Maritime Cyber Threats research group


As a Tier1 National UK threat, a maritime cyber-attack can cost companies millions of pounds.

As the world heavily depends on maritime operations, we at the University of Plymouth have been researching maritime cyber-threats as few organisations have the capability, connections and facilities to do so. 

This group is uniquely placed to make significant contributions in maritime cyber-security and brings together leading-edge multidisciplinary research and practical expertise from across the University and beyond.

Research objectives

  • Compiling a body of knowledge for maritime cyber-threats.
  • Vulnerability and risk analysis for existing ship-based systems (IT&OT).
  • Threat assessment for ship operations and human decision making.
  • Supply chain vulnerability for maritime operations.
  • Cyber-security for autonomous vessels, ports, and offshore structures.
  • Process and training to protect mariners and ships against cyber-attacks.
  • Understanding psychological perceptions of, and responses to, threats.
  • Develop effective recovery strategies in the event of an attack.
  • Analyse ship-to-port cyber and cyber-physical interactions.

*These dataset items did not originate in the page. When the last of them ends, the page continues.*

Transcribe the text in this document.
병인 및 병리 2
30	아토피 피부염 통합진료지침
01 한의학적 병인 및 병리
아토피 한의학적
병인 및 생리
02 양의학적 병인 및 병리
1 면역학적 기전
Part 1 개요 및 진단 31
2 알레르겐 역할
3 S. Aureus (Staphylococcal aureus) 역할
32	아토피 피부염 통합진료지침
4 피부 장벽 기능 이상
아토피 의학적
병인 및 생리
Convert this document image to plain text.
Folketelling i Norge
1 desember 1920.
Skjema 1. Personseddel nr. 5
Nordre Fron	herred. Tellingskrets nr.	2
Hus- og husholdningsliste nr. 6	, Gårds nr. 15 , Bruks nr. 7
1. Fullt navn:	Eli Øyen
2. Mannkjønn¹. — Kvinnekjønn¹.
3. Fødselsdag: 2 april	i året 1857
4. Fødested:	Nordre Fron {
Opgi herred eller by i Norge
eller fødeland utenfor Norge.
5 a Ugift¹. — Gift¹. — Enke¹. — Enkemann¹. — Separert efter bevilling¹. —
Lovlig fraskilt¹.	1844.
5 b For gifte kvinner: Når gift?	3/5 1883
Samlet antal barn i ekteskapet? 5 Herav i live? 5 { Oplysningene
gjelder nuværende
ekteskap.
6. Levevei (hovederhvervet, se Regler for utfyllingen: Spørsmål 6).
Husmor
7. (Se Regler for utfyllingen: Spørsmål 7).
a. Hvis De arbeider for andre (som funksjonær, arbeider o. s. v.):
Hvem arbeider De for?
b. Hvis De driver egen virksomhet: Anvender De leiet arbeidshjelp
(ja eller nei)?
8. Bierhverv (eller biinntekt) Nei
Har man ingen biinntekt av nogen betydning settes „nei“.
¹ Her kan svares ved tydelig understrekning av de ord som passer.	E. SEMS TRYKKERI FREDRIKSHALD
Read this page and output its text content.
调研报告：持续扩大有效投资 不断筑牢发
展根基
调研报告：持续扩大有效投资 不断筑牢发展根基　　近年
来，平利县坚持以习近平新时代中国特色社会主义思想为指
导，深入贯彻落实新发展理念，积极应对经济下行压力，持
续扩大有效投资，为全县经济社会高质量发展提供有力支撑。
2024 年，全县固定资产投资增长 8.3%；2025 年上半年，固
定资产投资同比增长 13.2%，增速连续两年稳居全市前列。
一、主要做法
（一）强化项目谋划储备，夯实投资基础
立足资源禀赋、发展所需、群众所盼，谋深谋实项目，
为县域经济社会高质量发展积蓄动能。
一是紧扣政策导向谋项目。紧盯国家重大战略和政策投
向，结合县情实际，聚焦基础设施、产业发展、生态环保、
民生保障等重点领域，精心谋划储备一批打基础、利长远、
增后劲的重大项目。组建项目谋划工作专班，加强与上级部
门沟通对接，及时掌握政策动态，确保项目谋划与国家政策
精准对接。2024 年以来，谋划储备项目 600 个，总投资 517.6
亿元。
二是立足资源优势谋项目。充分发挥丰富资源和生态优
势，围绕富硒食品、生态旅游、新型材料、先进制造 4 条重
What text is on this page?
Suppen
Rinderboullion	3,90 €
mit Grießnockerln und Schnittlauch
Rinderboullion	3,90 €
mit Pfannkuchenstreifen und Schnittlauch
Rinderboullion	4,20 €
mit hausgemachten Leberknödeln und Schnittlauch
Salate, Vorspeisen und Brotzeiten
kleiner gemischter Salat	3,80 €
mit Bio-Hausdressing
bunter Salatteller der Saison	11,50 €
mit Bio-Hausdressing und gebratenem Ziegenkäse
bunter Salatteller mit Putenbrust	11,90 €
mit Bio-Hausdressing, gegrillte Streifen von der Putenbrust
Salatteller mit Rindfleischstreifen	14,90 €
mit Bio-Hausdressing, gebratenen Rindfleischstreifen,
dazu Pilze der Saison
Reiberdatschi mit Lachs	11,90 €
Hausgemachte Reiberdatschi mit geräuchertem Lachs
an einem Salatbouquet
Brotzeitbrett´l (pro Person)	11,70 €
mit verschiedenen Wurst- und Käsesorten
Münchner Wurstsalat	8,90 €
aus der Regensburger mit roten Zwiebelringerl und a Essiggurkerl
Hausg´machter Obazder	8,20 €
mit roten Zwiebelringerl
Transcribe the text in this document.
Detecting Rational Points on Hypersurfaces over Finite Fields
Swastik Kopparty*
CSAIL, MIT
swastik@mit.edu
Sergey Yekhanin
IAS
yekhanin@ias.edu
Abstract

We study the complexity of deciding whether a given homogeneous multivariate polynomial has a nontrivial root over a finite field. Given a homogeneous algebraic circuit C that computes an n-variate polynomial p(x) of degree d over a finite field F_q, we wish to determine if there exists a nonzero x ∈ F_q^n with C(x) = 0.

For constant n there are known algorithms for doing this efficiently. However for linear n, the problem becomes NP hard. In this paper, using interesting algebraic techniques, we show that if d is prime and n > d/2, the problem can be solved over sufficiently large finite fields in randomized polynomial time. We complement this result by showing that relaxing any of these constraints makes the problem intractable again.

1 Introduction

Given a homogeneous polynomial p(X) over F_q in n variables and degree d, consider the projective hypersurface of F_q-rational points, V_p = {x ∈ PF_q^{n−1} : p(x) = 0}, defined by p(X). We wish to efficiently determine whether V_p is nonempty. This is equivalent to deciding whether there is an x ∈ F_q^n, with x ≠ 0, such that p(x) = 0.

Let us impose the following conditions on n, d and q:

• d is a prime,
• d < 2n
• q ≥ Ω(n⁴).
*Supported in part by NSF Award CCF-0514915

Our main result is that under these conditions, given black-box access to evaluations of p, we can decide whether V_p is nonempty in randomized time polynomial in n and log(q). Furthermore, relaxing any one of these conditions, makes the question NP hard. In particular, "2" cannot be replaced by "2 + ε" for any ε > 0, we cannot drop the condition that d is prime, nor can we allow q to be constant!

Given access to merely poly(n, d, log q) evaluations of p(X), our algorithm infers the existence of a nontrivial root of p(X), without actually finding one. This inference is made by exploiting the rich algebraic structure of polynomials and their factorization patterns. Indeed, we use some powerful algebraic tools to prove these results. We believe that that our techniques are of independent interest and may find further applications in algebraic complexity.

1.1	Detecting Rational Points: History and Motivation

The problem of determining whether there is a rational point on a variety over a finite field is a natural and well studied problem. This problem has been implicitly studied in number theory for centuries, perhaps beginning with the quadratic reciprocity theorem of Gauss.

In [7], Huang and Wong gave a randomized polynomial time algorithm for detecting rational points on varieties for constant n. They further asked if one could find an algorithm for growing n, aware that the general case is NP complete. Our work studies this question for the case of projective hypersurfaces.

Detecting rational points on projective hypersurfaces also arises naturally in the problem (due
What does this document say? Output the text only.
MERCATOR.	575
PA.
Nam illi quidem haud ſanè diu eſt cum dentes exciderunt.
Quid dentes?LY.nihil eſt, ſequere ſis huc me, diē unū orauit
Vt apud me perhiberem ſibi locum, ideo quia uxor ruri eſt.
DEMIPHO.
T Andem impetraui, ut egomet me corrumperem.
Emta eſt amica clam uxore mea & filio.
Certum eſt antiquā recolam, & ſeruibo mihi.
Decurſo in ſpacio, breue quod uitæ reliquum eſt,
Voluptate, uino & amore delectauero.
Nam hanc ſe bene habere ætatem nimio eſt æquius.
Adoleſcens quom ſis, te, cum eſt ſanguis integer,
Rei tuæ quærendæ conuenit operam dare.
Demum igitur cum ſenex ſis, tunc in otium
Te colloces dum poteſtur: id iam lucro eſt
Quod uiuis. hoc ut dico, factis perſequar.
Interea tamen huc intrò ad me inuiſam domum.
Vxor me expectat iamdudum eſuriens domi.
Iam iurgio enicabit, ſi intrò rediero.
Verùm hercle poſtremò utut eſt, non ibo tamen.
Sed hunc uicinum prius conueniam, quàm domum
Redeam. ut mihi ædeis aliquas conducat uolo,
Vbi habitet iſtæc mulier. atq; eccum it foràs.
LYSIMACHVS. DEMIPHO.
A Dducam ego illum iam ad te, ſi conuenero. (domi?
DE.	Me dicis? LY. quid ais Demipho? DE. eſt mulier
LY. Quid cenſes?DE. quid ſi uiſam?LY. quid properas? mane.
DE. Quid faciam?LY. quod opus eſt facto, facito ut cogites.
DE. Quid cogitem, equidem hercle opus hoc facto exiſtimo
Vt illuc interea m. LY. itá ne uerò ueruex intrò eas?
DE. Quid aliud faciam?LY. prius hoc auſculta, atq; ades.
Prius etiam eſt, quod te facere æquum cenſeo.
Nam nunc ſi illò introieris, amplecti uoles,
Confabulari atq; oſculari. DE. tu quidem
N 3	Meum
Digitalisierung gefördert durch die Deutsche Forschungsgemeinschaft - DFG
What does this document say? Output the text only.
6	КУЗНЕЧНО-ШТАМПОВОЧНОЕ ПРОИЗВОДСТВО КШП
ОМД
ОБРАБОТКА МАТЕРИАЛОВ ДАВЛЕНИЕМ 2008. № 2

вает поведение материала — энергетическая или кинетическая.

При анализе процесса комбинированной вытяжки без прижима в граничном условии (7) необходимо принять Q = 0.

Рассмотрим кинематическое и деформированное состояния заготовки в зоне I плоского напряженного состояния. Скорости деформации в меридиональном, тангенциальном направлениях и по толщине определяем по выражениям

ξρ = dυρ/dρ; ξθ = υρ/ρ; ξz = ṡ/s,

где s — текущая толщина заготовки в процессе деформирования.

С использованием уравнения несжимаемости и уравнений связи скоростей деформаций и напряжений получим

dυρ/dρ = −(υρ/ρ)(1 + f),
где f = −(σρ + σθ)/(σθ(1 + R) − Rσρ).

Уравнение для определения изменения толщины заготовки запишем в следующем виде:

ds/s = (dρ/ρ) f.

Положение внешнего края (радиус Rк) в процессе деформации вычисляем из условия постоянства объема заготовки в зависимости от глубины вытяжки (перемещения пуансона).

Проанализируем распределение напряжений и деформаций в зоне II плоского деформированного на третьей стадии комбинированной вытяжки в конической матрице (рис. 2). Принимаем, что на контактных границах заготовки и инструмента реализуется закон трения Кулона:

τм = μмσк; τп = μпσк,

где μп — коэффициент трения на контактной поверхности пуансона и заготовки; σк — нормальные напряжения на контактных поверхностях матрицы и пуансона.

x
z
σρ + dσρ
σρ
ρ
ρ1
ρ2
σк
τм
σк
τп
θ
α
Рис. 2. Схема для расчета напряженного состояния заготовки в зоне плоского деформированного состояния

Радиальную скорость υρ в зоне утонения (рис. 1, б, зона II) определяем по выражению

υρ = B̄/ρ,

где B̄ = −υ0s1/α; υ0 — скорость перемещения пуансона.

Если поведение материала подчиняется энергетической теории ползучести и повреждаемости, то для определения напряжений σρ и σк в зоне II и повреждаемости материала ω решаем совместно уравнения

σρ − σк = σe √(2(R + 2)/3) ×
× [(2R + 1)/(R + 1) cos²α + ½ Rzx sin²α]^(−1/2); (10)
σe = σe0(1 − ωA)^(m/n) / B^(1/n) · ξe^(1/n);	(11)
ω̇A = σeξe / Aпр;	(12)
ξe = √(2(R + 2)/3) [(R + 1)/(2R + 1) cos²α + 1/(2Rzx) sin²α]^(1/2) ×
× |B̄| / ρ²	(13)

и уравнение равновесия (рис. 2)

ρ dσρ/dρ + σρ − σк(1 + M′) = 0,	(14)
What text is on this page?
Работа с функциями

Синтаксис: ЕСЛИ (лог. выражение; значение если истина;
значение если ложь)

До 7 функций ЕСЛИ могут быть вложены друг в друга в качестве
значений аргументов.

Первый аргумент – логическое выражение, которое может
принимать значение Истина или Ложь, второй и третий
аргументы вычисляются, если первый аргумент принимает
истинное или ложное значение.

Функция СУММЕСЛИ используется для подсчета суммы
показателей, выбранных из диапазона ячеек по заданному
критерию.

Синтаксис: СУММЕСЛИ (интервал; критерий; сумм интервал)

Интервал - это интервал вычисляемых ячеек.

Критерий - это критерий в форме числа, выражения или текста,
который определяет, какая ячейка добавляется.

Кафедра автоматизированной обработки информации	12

Recent publications, talks, and news*

Jones, K, Norshipping: Saftey at sea cyber security rountable, 5 June 2019 Oslo 

Tam K, Jones K. 'Factors Affecting Cyber Risk in Maritime' and 'Forensic Readiness within the Maritime Sector', IEEE  C-MRIC Cyber SA, Oxford, June 2019 

Tom Crichton, Maritime Cyber Presentation at the International DryBulk Terminals Group , Barcelona April 2019

Tam K, Jones K. MaCRA: A Model-Based Framework for Maritime Cyber-Risk Assessment, WMU Journal of Maritime Affairs, Jan 2019 [AM]

BBC: 'Ship hack 'risks chaos in English Channel' by Leo Kelion 7 June 2018

*See all publications, talks and news

Interview and scenarios

Professor Kevin Jones comments on the issue of Maritime Cyber Security, the very real threats this poses to maritime economies, and the vectors, methods, and motives of the attacks. This ties into the following scenarios:

False AIS: Not all cyber-attacks are "flashy". In this scenario, an attempt to steal data accidentally corrupted AIS data causing a phantom ship to appear. Even if a system goes back to behaving normally, the system may continue to be compromised until fixed.

Ransomware: Hackers can use this to hold hostages for ransom. This can have unique outcomes in the maritime environment, such as locking crew or passengers in their rooms or locking controls.